In summary, our study showed a consistent trend towards increased retinal levels of PUFA-derived metabolites that is worth further investigation in the future. With studies suggesting that the compartment-syndromic nature of TON causes ischemic effects [15,52], exploring the relationship between bioactive lipid metabolites in the retinal blood supply and identifying their specific receptors in retina and optic neuronal cells will better elucidate the role of these lipids in TON.

5. Conclusions

Multiple enzymes are involved in metabolizing PUFAs into bioactive lipid metabolites that play various roles in cellular function and interaction. With increasing interest in bioactive lipids from PUFAs in disease processes involving inflammatory pathways, understanding biomarkers in the retina caused by TON can help determine possible therapeutic targets that are less invasive compared to currently used treatment options. Our data demonstrate that TON is associated with increased levels of several PUFA metabolites.
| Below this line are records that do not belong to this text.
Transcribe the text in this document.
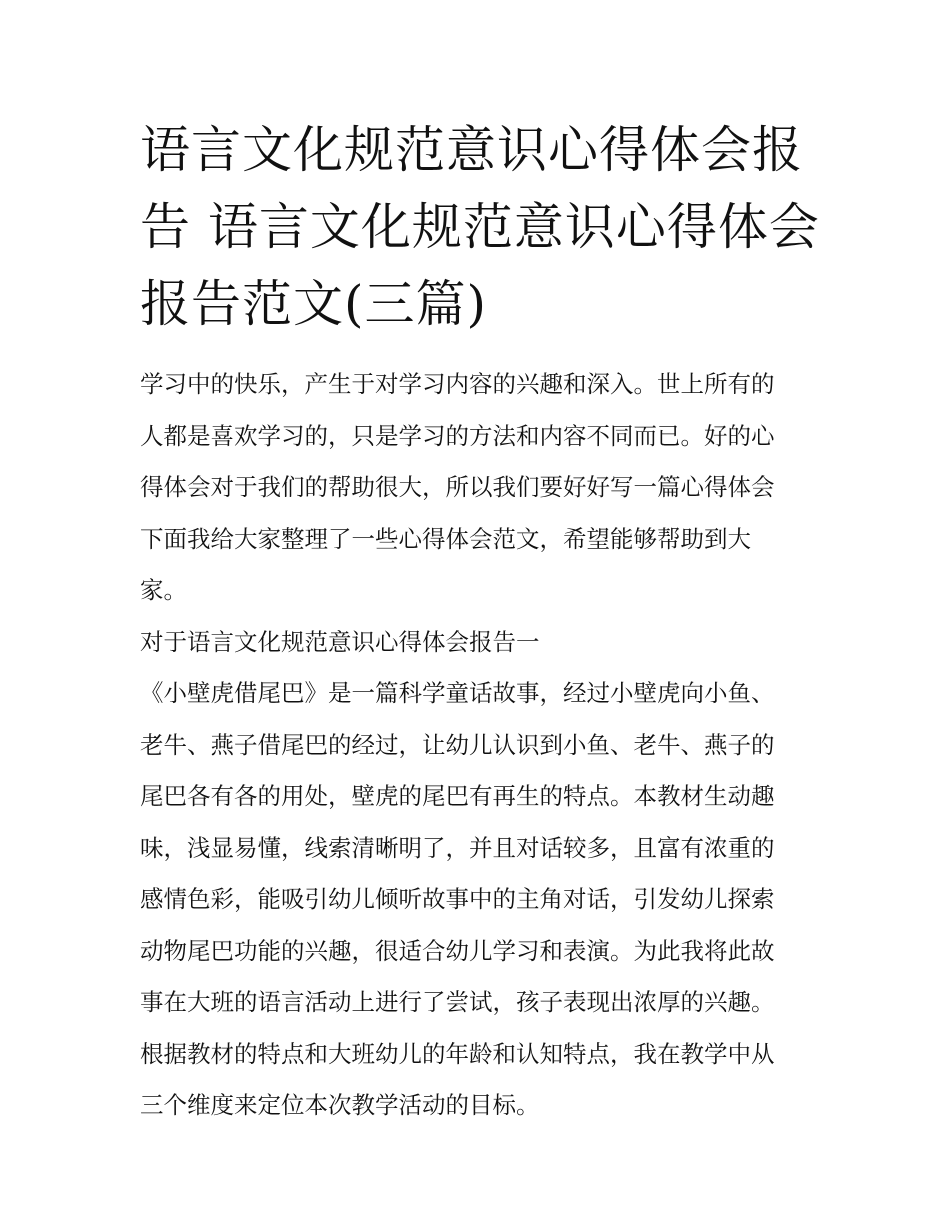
语言文化规范意识心得体会报
告 语言文化规范意识心得体会
报告范文(三篇)

学习中的快乐，产生于对学习内容的兴趣和深入。世上所有的
人都是喜欢学习的，只是学习的方法和内容不同而已。好的心
得体会对于我们的帮助很大，所以我们要好好写一篇心得体会
下面我给大家整理了一些心得体会范文，希望能够帮助到大
家。

对于语言文化规范意识心得体会报告一

《小壁虎借尾巴》是一篇科学童话故事，经过小壁虎向小鱼、
老牛、燕子借尾巴的经过，让幼儿认识到小鱼、老牛、燕子的
尾巴各有各的用处，壁虎的尾巴有再生的特点。本教材生动趣
味，浅显易懂，线索清晰明了，并且对话较多，且富有浓重的
感情色彩，能吸引幼儿倾听故事中的主角对话，引发幼儿探索
动物尾巴功能的兴趣，很适合幼儿学习和表演。为此我将此故
事在大班的语言活动上进行了尝试，孩子表现出浓厚的兴趣。
根据教材的特点和大班幼儿的年龄和认知特点，我在教学中从
三个维度来定位本次教学活动的目标。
Although these increases did not reach statistical significance, the consistent increasing trend underscores the biological relevance of these pathways and highlights the need for further investigation. These findings are important, as even delicate shifts in the balance between pro- and anti-inflammatory metabolites may critically influence retinal functional outcomes after TON. Future studies are warranted to precisely define this balance and to explore targetable therapeutic strategies.